人工知能企業Anthropicは、今秋のWall Streetデビューの可能性に向けて新規株式公開の準備を進める中、IPO業務に携わる銀行団にCitigroupを加える見通しだと、Bloombergが報じた。事情に詳しい関係者の話としている。
Citigroupは、計画中のIPOにおける主要アドバイザーとしてMorgan Stanley、Goldman Sachs、JPMorganに加わることになる。Bloombergによると、Anthropicは早ければ今月末にも上場申請を行うことを検討しているが、協議は現在も進行中であり、詳細は変更される可能性があり、さらに多くの銀行が幹事団に加わる見通しだと関係者は述べた。
大型IPOで主導的な役割を担えば、銀行は引受手数料のより大きな取り分を得られる可能性がある。Bloombergの2026年の米国IPOランキングでは、SpaceXの過去最大級となる862億ドル規模の新規上場での役割に支えられ、Citigroupが現在首位に立っていると同メディアは伝えた。
IPO前の資金調達
Citigroupは昨年、このAI企業に25億ドルのリボルビング・クレジット枠を提供することで合意した銀行団の一員だった。Anthropicのリボルビング・クレジット・ファシリティは現在、約100億ドルの目標を上回る見通しだと、Bloombergは今週初めに報じていた。

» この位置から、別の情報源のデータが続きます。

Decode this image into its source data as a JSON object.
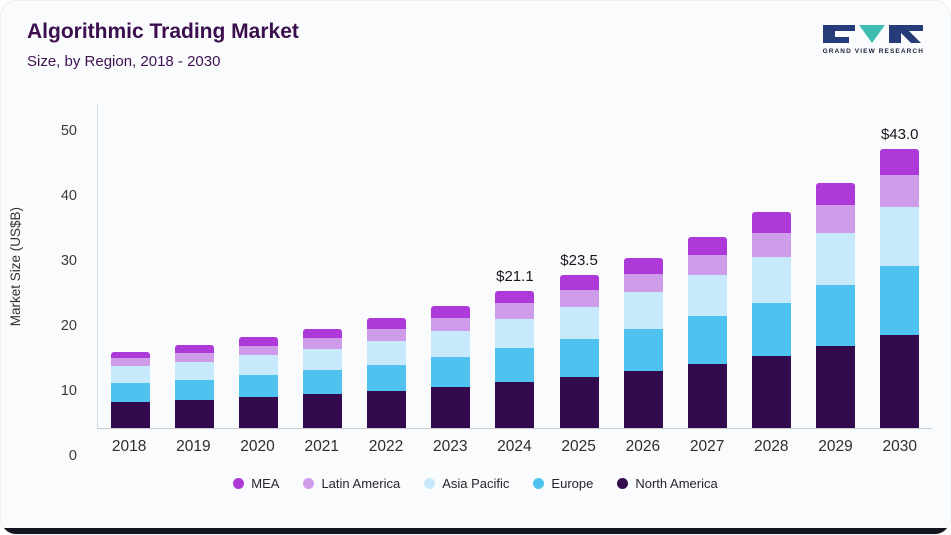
{
  "header": {
    "title": "Algorithmic Trading Market",
    "subtitle": "Size, by Region, 2018 - 2030",
    "logo_caption": "GRAND VIEW RESEARCH"
  },
  "colors": {
    "title_text": "#3b0e4e",
    "logo_navy": "#253c78",
    "logo_teal": "#3fbdb3",
    "footer_bar": "#14141f"
  },
  "chart_data": {
    "type": "bar",
    "stacked": true,
    "title": "Algorithmic Trading Market",
    "subtitle": "Size, by Region, 2018 - 2030",
    "ylabel": "Market Size (US$B)",
    "xlabel": "",
    "ylim": [
      0,
      50
    ],
    "yticks": [
      0,
      10,
      20,
      30,
      40,
      50
    ],
    "grid": false,
    "legend_position": "bottom",
    "categories": [
      "2018",
      "2019",
      "2020",
      "2021",
      "2022",
      "2023",
      "2024",
      "2025",
      "2026",
      "2027",
      "2028",
      "2029",
      "2030"
    ],
    "series": [
      {
        "name": "North America",
        "color": "#330a4e",
        "values": [
          4.0,
          4.3,
          4.8,
          5.2,
          5.7,
          6.3,
          7.1,
          7.9,
          8.8,
          9.9,
          11.1,
          12.6,
          14.3
        ]
      },
      {
        "name": "Europe",
        "color": "#4fc2ef",
        "values": [
          2.9,
          3.1,
          3.4,
          3.7,
          4.1,
          4.6,
          5.2,
          5.8,
          6.5,
          7.3,
          8.2,
          9.4,
          10.6
        ]
      },
      {
        "name": "Asia Pacific",
        "color": "#c8e9fb",
        "values": [
          2.6,
          2.8,
          3.0,
          3.3,
          3.6,
          4.0,
          4.5,
          5.0,
          5.6,
          6.3,
          7.1,
          8.1,
          9.2
        ]
      },
      {
        "name": "Latin America",
        "color": "#cf9ce9",
        "values": [
          1.3,
          1.4,
          1.5,
          1.7,
          1.9,
          2.1,
          2.4,
          2.6,
          2.9,
          3.2,
          3.7,
          4.2,
          4.8
        ]
      },
      {
        "name": "MEA",
        "color": "#ad39d8",
        "values": [
          1.0,
          1.2,
          1.3,
          1.4,
          1.6,
          1.8,
          1.9,
          2.2,
          2.4,
          2.7,
          3.1,
          3.5,
          4.1
        ]
      }
    ],
    "totals": [
      11.8,
      12.8,
      14.0,
      15.3,
      16.9,
      18.8,
      21.1,
      23.5,
      26.2,
      29.4,
      33.2,
      37.8,
      43.0
    ],
    "value_labels": {
      "2024": "$21.1",
      "2025": "$23.5",
      "2030": "$43.0"
    },
    "legend_order": [
      "MEA",
      "Latin America",
      "Asia Pacific",
      "Europe",
      "North America"
    ]
  }
}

Anthropicと競合企業のOpenAIはいずれも、上場に向けて秘密裏に必要書類を提出している。報道によれば、AnthropicはOpenAIに先んじて今秋にウォール街デビューを果たす見通しだ。
今回の上場の可能性は、Anthropicの事業が急速に拡大している中で浮上している。同社は現在の業績に基づく年換算売上高が650億ドル超となる見通しで、昨年末時点のペースの7倍超に達している。